Dan kita tidak dapat memungkiri, di dalam gereja pun demikian.   Sebuah gereja akan dinilai hebat jika gereja itu memilki banyak jemaat, memiliki banyak SDM juga memiliki banyak pendoa-pendoa.    Sebab itu seringkali gereja mengeluh karena merasa SDM (Sumber daya manusia ) yang ada di gereja sedikit.   “Bagaimana mau melakukan sesuatu yang besar jika SDM kita itu itu saja?”  Keluh beberapa orang pemimpin.   Dan keluhan ini masuk akal.   Jika pekerja sedikit, sudah pasti yang dikerjakan juga sedikit.   Itu juga yang jujur seringkali saya pikirkan.   Namun ketika saat teduh bagian ini, saya mendapatkan sebuah pelajaran  berharga melalui iman Yonatan.

***

Konteks Alkitab dalam 1 samuel 14 ini adalah paada waktu itu umat Israel menghadapi peperangan yang sangat besar dengan bangsa Filistin.   Orang Filistin cukup menguasai daerah Kanaan pada waktu itu.  Secara jumlah orang Israel jelas kalah banyak.  Itu sebabnya di pasal 13, Saul gemetar ketika mereka hendak berperang, dan ia melanggar perintah Tuhan sampai ia menggantikan pekerjaan imam dengan mempersembahkan korban bakaran.   Ini pelanggaran yang luar biasa berat.   Seorang raja yang banyak membunuh tidak boleh mengambil peran imam yang mengorbankan korban bakaran.   Sebaliknya para imam juga tidak diperkenankan untuk menyandang pedang untuk berperang.   Tetapi kenapa Saul melakukannya?   Karena Saul menyadari bahwa mereka kalah jumlah.   Kekuatan tentara orang Filistin jauh lebih banyak dibanding tentara Israel.   Sebab itu Saul ketakutan dan mengambil langkah sendiri sesuka hati.

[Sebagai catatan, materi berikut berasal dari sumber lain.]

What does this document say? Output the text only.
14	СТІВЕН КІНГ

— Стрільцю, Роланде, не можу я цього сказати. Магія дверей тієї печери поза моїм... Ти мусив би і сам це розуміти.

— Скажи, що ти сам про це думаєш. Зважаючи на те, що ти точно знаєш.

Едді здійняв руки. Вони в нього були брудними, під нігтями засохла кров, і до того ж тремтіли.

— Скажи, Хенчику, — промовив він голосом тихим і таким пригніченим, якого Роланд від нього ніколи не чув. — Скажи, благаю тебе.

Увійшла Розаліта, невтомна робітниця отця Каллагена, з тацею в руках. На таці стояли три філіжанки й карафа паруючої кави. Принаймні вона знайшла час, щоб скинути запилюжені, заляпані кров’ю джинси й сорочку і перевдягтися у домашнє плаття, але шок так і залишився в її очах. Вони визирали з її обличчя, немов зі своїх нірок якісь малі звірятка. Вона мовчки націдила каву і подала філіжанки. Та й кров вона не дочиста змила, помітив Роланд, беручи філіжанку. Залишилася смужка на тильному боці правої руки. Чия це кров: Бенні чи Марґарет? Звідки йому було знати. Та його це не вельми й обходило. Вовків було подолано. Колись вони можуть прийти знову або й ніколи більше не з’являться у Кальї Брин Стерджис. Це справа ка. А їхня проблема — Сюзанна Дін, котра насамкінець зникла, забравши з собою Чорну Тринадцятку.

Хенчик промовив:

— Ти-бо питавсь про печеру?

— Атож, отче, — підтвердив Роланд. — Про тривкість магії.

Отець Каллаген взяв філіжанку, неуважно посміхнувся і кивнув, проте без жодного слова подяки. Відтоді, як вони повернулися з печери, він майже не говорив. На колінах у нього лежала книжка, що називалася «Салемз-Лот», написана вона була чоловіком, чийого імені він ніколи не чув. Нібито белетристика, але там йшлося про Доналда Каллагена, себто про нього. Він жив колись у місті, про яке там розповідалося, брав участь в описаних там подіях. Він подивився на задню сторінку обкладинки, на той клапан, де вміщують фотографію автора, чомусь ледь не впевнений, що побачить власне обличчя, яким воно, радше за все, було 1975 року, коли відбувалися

Memasuki pasal 14 dikisahkan sebelum mereka berperang, Yonatan mengajak bujangnya untuk pergi keperbatasan untuk mengamat-ngamati pasukan Filistin.   Sampai perbatasan, mereka berjumpa dengan kurang lebih 20 pasukan Filistin yang menjaga perbatasan.    Secara jumlah jelas Yonatan kalah banyak dengan pasukan itu.   Tetapi yang menarik, dengan iman Yonatan berkata di ayat  6 kepada bujangnya:  “Mari kita menyeberang ke dekat pasukan pengawal orang-orang tidak bersunat ini.  Mungkin Tuhan akan bertindak untuk kita, sebab bagi Tuhan tidak sukar untuk menolong baik dengan banyak orang maupun dengan sedikit orang.”   Saya kira iman Yonatan ini bukan iman yang nekad.  Tapi iman yang bergerak karena ada bukti-bukti sejarah.   Misal:  Kisah Gideon yang hanya dengan 300 orang bisa mengalahkan musuh yang seperti belalang banyaknya.     Dan banyak contoh lainnya yang membuat Yonatan mengambil kesimpulan bahwa bagi Tuhan tidak sukar menolong baik dengan banyak  orang maupun dengan sedikit orang.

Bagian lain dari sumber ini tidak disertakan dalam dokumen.